Creating a metadata definition allows you to set up reusable information across all of your components.

Before you begin

This tutorial makes use of a delimited file. If you do not have a delimited file, click the the Downloads tab and save directors.txt.

Procedure

  1. In the Repository, expand Metadata then right-click File delimited and click Create file delimited.
  2. In the Name field, enter a name.

    Example

    directors
  3. Optional: In the Purpose field, enter a purpose.

    Example

    Joining the directors data to the movies database
  4. Optional: In the Description field, enter a description.

    Example

    Reusable shareable directors metadata
    Tip: Enter a Purpose and Description to stay organized.
  5. Click Next.
  6. Click Browse, select the file of your choice in the File Explorer.
  7. Optional: Define the parse settings.

    Example

    • Under File Settings, select your Field Separator and change it, if needed.
      Note: The most common Field Separator is ;
    Tip: Under Preview, click Refresh Preview to check the parsing results.
  8. Click Next.
  9. Optional: In the Name field, enter a name.

    Example

    directorsSchema
  10. Update the Schema so it is identical to the structure of the sample file.

    Example

    • Change the name of Column0 to directorID and the name of Column1 to directorName.
    • Change the Length of directorID to 4 and the Length of directorName to 40.
  11. Click Finish.

Results

In the Repository, under Metadata, you can find and use your metadata.

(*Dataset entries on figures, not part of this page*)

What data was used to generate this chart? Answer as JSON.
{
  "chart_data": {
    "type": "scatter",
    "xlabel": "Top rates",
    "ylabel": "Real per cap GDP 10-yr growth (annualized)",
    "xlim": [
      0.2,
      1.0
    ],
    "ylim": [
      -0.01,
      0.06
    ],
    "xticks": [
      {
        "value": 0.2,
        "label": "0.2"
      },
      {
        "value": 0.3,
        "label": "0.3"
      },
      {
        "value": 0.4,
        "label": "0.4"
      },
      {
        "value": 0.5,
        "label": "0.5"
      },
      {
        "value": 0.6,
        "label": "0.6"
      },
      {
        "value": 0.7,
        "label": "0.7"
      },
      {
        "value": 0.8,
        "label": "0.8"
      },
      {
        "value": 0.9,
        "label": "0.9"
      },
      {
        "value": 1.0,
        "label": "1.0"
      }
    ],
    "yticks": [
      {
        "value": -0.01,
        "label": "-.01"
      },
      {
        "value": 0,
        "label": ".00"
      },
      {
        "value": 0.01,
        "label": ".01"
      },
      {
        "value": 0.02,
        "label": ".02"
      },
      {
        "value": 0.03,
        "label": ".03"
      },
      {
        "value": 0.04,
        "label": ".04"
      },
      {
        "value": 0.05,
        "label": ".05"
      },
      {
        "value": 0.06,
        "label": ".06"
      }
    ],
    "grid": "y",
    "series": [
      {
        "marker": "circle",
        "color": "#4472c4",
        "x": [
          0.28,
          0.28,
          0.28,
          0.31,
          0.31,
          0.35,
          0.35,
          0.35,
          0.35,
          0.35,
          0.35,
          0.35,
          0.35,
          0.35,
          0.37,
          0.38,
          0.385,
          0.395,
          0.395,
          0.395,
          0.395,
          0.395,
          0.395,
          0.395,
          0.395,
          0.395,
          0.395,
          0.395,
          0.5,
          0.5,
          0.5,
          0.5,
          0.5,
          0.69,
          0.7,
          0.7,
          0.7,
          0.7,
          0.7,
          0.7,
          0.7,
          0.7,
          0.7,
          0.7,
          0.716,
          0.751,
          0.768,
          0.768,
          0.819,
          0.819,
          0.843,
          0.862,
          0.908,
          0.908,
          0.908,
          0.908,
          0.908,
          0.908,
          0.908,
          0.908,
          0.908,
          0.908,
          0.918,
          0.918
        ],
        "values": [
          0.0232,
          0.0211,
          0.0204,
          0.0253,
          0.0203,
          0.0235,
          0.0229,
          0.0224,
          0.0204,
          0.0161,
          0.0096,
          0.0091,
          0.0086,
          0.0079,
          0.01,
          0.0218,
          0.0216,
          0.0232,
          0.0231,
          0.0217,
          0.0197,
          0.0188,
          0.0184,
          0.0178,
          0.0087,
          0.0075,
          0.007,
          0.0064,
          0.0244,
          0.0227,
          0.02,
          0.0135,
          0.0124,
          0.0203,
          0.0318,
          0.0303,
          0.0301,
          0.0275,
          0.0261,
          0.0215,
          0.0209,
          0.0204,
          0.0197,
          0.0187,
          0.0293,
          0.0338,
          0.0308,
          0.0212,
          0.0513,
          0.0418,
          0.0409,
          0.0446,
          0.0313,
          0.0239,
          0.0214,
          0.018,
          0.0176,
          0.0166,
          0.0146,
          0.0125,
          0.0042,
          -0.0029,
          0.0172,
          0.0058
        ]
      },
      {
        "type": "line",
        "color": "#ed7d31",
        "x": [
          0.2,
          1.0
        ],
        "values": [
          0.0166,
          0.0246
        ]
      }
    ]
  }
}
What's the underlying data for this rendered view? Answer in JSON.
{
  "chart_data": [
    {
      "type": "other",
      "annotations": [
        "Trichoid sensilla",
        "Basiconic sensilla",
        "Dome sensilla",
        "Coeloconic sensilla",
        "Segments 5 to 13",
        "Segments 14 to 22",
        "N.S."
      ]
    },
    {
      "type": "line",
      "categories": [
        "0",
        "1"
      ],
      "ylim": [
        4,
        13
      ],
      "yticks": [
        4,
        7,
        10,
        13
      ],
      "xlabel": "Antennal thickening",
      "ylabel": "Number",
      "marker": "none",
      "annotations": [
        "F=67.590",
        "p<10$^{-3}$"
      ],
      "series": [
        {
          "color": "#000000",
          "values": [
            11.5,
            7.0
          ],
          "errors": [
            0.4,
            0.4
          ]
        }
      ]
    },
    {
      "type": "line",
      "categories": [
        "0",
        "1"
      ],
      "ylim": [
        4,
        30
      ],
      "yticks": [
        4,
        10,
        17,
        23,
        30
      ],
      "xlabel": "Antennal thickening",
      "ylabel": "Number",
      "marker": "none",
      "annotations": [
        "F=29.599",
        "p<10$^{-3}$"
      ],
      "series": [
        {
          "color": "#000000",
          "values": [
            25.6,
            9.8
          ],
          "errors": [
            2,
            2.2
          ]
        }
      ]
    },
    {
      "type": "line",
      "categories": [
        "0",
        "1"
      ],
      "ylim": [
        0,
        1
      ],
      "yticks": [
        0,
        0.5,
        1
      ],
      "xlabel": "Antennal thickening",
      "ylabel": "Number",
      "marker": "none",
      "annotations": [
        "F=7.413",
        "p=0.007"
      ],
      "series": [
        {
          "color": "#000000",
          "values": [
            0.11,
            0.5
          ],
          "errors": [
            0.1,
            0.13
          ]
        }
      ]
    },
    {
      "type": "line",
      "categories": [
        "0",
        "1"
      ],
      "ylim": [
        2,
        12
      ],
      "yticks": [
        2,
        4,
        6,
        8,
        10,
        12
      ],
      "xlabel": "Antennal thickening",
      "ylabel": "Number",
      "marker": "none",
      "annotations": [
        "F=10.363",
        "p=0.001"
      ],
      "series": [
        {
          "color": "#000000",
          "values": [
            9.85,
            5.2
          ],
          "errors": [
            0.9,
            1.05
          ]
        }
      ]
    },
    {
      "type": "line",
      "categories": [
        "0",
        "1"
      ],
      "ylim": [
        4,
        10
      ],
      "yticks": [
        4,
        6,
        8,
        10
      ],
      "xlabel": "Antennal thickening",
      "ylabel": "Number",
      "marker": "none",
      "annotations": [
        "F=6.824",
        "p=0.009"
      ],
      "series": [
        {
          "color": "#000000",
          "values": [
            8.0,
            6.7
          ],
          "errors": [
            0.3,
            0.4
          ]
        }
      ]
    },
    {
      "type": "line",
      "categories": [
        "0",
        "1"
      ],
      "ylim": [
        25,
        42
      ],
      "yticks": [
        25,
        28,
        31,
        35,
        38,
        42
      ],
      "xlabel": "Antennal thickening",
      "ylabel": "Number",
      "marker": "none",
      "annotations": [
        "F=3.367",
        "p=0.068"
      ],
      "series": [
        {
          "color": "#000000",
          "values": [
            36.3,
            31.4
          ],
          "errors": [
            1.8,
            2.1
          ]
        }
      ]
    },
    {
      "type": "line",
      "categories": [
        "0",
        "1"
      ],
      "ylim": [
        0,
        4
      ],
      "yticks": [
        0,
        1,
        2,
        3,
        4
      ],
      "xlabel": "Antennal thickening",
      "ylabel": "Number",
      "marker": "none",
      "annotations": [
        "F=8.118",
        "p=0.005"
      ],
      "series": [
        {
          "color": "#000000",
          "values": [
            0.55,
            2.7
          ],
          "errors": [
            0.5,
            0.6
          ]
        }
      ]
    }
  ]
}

Configuring a tMap component to join two data sources

The tMap component allows you to transform and route data from single or multiple sources to single or multiple destinations. In this case, discover how to join two data sources.

About this task

For the sake of demonstration, this tutorial uses two different metadata definitions: movies 0.1 and directors 0.1. To follow this tutorial, you can:
  1. Click the Downloads tab and save metadata_movies_directors.zip.
  2. In the Repository, expand Metadata then right-click File delimited and click Import items.
  3. Select Select archive file: then click Browse to select metadata_movies_directors.zip.
  4. Select movies 0.1 and directors 0.1.
  5. Click Finish.

You can also learn how to create both metadata definitions (see Creating a metadata definition for the tMap component).

Procedure

  1. Drag-and-drop the movies 0.1 and directors 0.1 metadata on the Designer.
    1. In both cases, select a tFileInputDelimited component.
  2. Add a tMap component.
  3. Right-click the movies component.
    1. Select Row > Main
    2. Click on the tMap component to link the two.
  4. Repeat the three previous steps for the directors component.
  5. Double-click the tMap component.
    You are brought to the tMap component configuration window.
  6. On the right side of the screen, click Add output table.
  7. Enter a name for your output table.

    Example

    joinedOutput
  8. Click OK.
  9. In input table row1, select columns movieID, title, releaseYear, url then drag-and-drop them in output table JoinedOutput.